The men passed another hour talking and slowing their drinking. At one point, Vern, being the proud grandpa, took out his phone and showed off pictures of Emily.

“Vern,” Mallory said, “it’s got to feel good having Carrie back home with your grandbaby and Luke, especially with all this awful Hyde business done.”

“It’s the best medicine, given the time I got left.”

“Yeah,” Clay said, “colon cancer. That’s a hell of a thing, Vern. A hell of a thing.”

“You play the hand you’re dealt.”

“How you doing these days?” Ellerd asked.

Vern shrugged. “No pain, just living every day.”

“Well, your detective instincts and skill are as sharp as ever,” Mallory said. “I’m amazed that after all these years, you succeeded in getting Hyde to confess.”

Vern peered into his beer.

“Sometimes when a man is close to death, his sense of what’s right and what’s wrong becomes crystalline. It can become more than his conscience can bear.”

***

Mallory had the least to drink and was the designated driver, taking the others home in his pickup with the crew cab.

After arriving home, alone in the dim light, Vern went to his office. Sitting at his desk, he looked at his framed pictures of his family while reflecting on the conversations at the bar.

In his tired, semi-inebriated state, he considered Luke. Vern understood fully the regret and trauma Luke carried. Then, looking upon Doreen’s smiling face, the melody of her favorite song came to him, along with memories of holding her while they danced in the kitchen.

Then her job, their arguments, his suspicions.

Her death.

How it’d cleaved him, left him a broken man.

Those vile rumors that he’d killed Doreen.

Vern swallowed hard.

Lord, he missed her.

Then Carrie, the lone survivor in the woods. He thought about how he almost lost her. Making sure she moved away, to live with Pearl in California. Her meeting Luke, becoming a mother.

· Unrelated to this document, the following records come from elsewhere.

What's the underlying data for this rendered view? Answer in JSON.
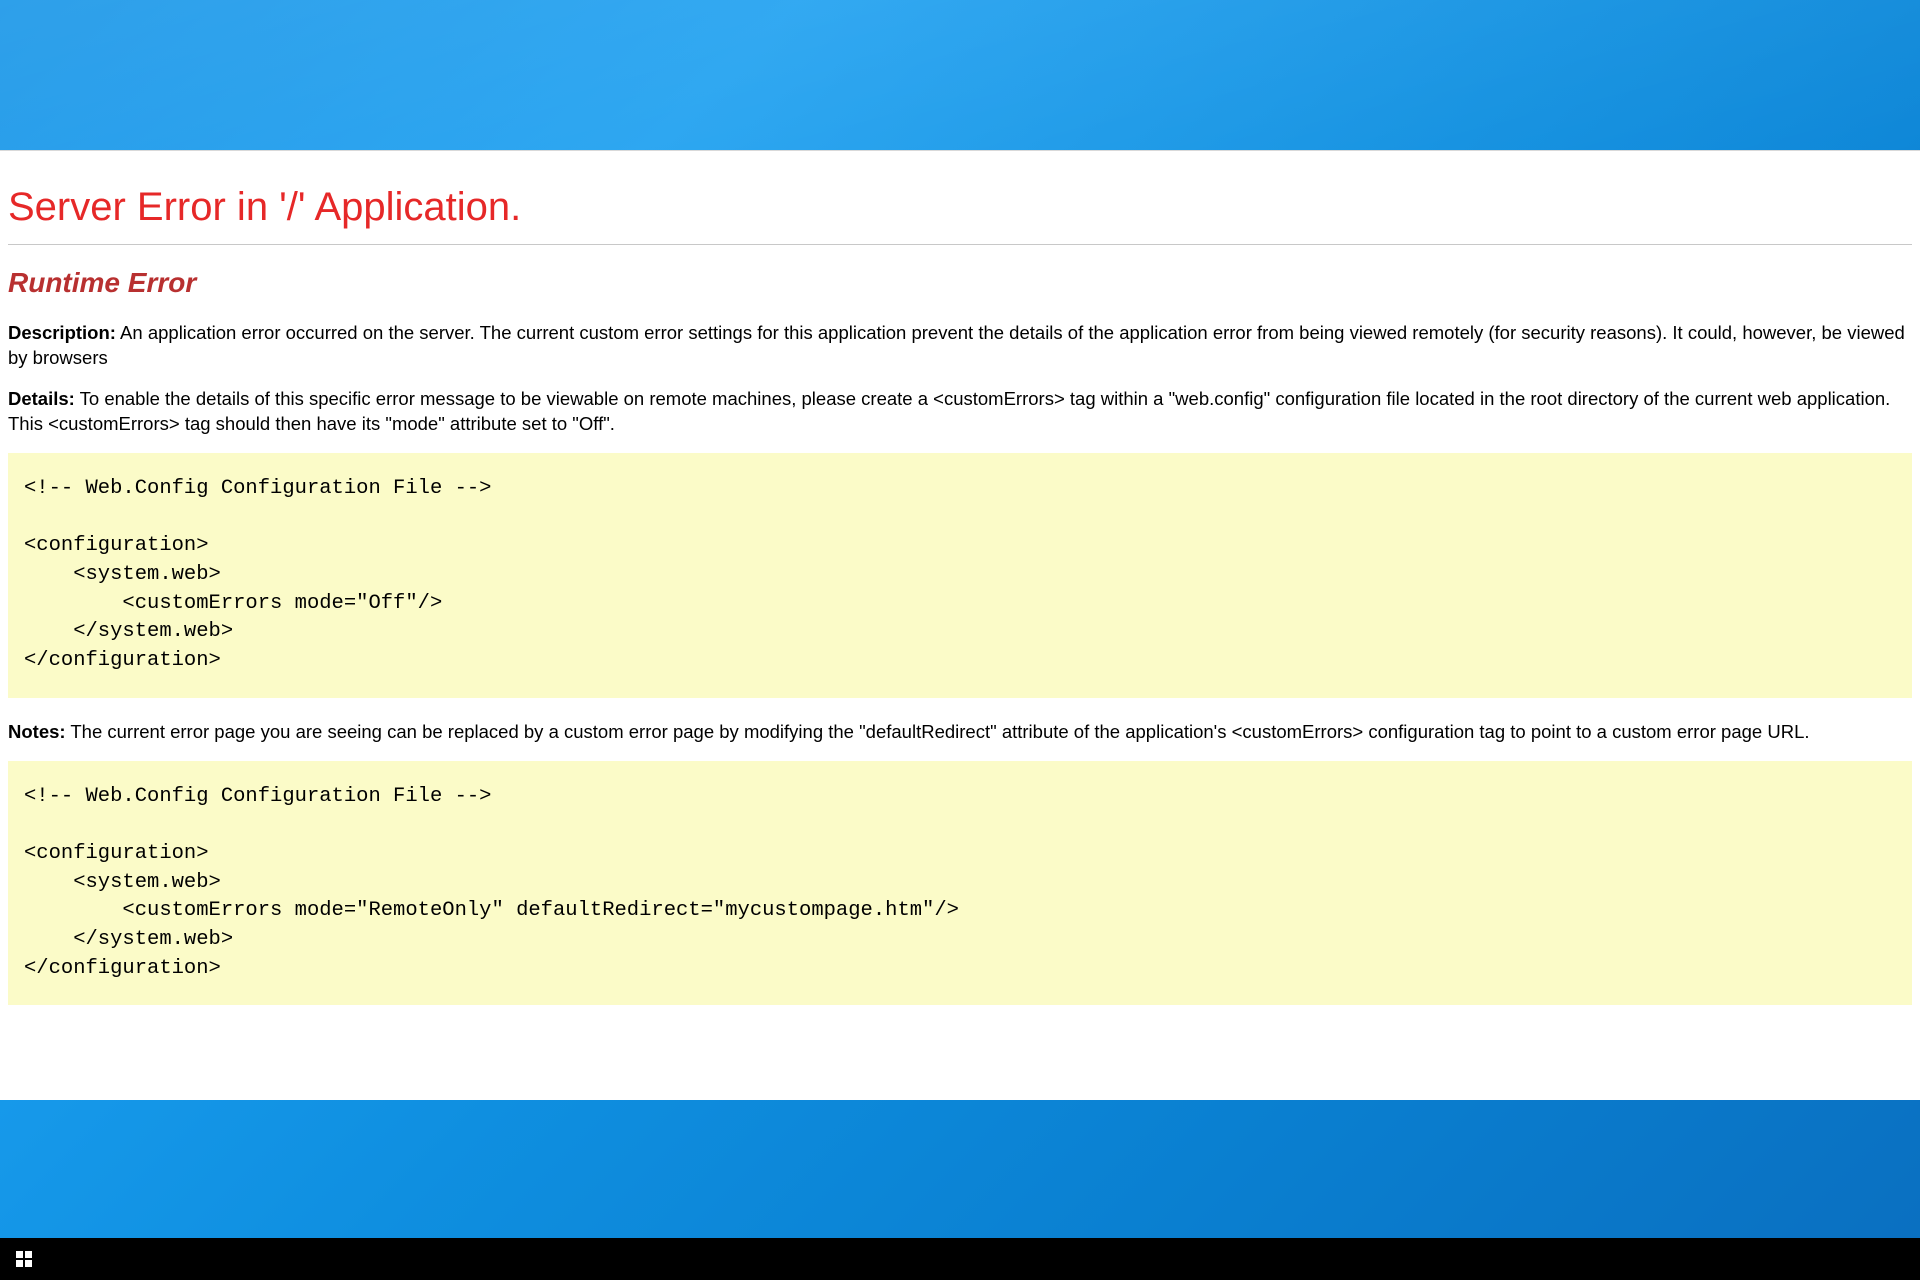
{
  "error": {
    "title": "Server Error in '/' Application.",
    "subtitle": "Runtime Error",
    "description_label": "Description:",
    "description_text": " An application error occurred on the server. The current custom error settings for this application prevent the details of the application error from being viewed remotely (for security reasons). It could, however, be viewed by browsers",
    "details_label": "Details:",
    "details_text": " To enable the details of this specific error message to be viewable on remote machines, please create a <customErrors> tag within a \"web.config\" configuration file located in the root directory of the current web application. This <customErrors> tag should then have its \"mode\" attribute set to \"Off\".",
    "code1": "<!-- Web.Config Configuration File -->\n\n<configuration>\n    <system.web>\n        <customErrors mode=\"Off\"/>\n    </system.web>\n</configuration>",
    "notes_label": "Notes:",
    "notes_text": " The current error page you are seeing can be replaced by a custom error page by modifying the \"defaultRedirect\" attribute of the application's <customErrors> configuration tag to point to a custom error page URL.",
    "code2": "<!-- Web.Config Configuration File -->\n\n<configuration>\n    <system.web>\n        <customErrors mode=\"RemoteOnly\" defaultRedirect=\"mycustompage.htm\"/>\n    </system.web>\n</configuration>"
  }
}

The doctor, telling him he was terminal, running out of time.

Hyde’s confession, clearing the case.

The girls were shot. The gun never found.

The questions at the bar echoed in his mind: How did he get Hyde to confess?

Sometimes a man’s conscience becomes more than he can bear.

Vern took stock of his study, his citations, plaques, guns and books on investigative techniques.

And sometimes, the truth will remain buried even if I have to take it to my grave.